Review by Single anonymous peer review

Peer reviewer comments 2

Editor who approved publication: Mr Simon Berry


Ali A Abusharha

Department of Optometry and Vision Sciences, King Saud University, Riyadh, Saudi Arabia

Background: Reading from tablets is fundamental to modern culture. This study measured differences in the blink rate and symptoms of ocular discomfort in healthy participants during reading from a tablet and a paper book.
Methods: Forty healthy, normal males subjects were recruited for this study. Subjects were video recorded during reading a text presented on an electronic device (9.7 inch tablet) and a hard copy format, for 15 min.

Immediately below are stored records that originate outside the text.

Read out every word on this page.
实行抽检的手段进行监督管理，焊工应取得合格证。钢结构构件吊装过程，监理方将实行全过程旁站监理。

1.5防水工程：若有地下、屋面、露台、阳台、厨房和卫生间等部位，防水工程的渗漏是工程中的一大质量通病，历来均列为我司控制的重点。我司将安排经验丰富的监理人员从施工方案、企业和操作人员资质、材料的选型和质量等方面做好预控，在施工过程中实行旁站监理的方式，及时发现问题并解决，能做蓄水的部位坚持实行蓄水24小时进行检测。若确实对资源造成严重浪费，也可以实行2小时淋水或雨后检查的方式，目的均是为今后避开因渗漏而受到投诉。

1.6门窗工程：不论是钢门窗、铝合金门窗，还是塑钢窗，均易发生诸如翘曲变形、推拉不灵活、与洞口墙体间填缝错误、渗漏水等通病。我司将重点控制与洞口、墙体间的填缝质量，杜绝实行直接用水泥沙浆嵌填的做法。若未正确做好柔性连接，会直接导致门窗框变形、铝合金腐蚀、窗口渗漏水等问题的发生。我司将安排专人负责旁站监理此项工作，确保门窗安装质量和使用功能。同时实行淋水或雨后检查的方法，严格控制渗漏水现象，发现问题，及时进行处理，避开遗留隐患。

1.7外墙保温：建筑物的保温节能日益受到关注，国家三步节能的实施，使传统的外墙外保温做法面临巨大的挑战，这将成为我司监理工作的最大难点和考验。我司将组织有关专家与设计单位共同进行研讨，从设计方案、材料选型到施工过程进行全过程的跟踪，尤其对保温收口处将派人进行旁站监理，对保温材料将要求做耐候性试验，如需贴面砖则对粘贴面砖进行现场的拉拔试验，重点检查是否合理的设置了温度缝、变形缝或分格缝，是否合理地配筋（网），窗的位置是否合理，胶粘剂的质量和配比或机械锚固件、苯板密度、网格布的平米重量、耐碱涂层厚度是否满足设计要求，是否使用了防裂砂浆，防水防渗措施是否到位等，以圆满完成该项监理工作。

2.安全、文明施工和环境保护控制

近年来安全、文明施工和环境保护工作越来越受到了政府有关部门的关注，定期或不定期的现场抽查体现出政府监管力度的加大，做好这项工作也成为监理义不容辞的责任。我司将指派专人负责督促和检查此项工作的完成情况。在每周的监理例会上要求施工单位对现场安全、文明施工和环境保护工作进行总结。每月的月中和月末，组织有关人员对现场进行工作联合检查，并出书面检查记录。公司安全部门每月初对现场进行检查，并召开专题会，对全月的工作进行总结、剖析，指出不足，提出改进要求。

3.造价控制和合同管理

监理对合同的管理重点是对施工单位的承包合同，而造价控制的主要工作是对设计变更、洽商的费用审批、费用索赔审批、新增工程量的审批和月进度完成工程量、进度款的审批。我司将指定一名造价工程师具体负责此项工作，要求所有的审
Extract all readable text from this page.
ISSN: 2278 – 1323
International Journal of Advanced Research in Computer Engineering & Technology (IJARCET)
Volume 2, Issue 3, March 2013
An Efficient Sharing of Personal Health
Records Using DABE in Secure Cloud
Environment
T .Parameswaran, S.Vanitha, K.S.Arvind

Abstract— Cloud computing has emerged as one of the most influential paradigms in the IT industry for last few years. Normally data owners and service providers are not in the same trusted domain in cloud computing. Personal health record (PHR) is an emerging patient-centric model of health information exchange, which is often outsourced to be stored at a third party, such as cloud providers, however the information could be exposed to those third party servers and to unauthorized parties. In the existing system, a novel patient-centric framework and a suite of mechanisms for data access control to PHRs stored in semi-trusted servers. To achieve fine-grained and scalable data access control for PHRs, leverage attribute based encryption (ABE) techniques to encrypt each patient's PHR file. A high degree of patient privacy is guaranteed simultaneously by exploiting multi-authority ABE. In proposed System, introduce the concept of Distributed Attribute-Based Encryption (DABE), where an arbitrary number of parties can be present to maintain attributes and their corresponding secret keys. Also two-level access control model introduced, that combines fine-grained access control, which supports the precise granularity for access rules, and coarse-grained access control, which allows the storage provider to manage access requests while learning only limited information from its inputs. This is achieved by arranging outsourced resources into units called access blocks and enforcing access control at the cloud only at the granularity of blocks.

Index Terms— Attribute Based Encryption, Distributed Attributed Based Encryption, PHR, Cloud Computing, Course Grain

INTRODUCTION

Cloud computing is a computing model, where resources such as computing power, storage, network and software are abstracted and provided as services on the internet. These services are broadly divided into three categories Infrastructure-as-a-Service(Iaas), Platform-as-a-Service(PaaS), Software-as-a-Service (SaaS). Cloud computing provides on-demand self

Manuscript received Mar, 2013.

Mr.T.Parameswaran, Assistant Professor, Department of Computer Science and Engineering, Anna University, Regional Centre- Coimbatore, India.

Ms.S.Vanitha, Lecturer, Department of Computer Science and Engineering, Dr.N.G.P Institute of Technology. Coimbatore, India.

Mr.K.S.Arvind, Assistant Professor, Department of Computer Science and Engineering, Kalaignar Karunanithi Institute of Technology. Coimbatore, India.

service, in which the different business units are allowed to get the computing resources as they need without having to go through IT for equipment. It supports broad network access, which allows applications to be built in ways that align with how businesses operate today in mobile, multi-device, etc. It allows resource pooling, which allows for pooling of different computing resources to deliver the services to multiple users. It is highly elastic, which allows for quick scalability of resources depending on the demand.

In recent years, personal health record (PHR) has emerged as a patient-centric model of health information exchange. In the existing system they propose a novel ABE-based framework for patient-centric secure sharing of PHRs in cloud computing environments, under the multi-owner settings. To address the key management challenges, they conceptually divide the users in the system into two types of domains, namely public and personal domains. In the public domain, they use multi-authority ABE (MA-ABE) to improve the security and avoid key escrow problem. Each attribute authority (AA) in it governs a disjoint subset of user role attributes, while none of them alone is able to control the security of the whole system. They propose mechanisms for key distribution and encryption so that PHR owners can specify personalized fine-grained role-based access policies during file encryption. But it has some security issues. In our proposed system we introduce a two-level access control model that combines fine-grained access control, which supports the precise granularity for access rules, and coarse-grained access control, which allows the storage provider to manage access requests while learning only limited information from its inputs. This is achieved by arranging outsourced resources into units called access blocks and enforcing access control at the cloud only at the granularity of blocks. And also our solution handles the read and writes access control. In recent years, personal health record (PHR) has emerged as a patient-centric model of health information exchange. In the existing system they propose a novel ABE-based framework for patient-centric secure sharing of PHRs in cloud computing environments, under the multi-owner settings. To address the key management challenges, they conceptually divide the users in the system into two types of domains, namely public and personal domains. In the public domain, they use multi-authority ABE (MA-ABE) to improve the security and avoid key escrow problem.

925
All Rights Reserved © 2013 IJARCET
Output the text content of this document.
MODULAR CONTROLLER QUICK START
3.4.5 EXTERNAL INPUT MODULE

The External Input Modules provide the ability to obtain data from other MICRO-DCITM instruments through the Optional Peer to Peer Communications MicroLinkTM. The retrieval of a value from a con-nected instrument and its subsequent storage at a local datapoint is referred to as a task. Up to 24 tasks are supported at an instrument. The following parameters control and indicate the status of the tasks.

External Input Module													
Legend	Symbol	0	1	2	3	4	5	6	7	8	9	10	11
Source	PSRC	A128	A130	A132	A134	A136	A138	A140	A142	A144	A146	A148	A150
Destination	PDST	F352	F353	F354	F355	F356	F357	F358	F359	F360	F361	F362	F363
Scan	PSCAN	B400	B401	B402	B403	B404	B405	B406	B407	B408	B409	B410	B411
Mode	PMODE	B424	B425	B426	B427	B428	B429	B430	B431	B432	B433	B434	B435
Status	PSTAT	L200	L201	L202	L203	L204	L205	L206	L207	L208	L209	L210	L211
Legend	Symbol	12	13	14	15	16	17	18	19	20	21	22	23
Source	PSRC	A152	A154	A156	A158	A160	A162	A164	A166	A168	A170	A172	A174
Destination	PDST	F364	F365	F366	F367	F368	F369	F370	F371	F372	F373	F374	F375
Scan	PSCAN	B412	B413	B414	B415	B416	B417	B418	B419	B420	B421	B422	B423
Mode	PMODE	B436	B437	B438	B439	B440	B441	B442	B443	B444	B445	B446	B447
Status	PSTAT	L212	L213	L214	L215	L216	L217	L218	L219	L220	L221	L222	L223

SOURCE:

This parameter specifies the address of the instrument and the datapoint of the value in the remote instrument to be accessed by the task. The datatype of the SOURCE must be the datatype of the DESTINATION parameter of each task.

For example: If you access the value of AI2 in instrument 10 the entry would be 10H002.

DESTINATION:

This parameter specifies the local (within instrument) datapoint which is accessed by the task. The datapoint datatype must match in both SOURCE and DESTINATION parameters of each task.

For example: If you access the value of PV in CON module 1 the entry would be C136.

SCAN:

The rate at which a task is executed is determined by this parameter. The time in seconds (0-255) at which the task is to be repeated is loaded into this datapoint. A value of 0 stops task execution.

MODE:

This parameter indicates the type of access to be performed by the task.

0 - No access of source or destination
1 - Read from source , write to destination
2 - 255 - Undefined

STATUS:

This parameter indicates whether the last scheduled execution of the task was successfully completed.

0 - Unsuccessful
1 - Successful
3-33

Ocular discomfort experienced during reading was scored using a visual analog scale. Each participant was examined performing one of the two tasks (randomized) on one visit and the other on a separate visit (crossover design). All subjects were evaluated before the reading tasks and every 5 min during 15 min of reading.
Results: The mean ± standard deviation blink rate was 19.74 ± 9.12/min at baseline. The blink rate decreased significantly under both reading conditions (to 11.35 ± 10.20 and 14.93 ± 10.90/min when reading from a book and a tablet, respectively). There was no significant difference in the blink rate over 15 min during either type of reading. The mean discomfort symptom scores were 148 for the book and 134 for the tablet; both were significantly higher than baseline. A gradual increase in symptoms was found every 5 min during both types of reading.
Conclusion: The study confirmed that both the blink rate and ocular discomfort symptoms were strongly affected during performance of close visual tasks. Both reading conditions affected blinking; this may interfere with tear film dynamics. Such effects were reflected in the immediate development of ocular symptoms, which increased significantly during both types of reading.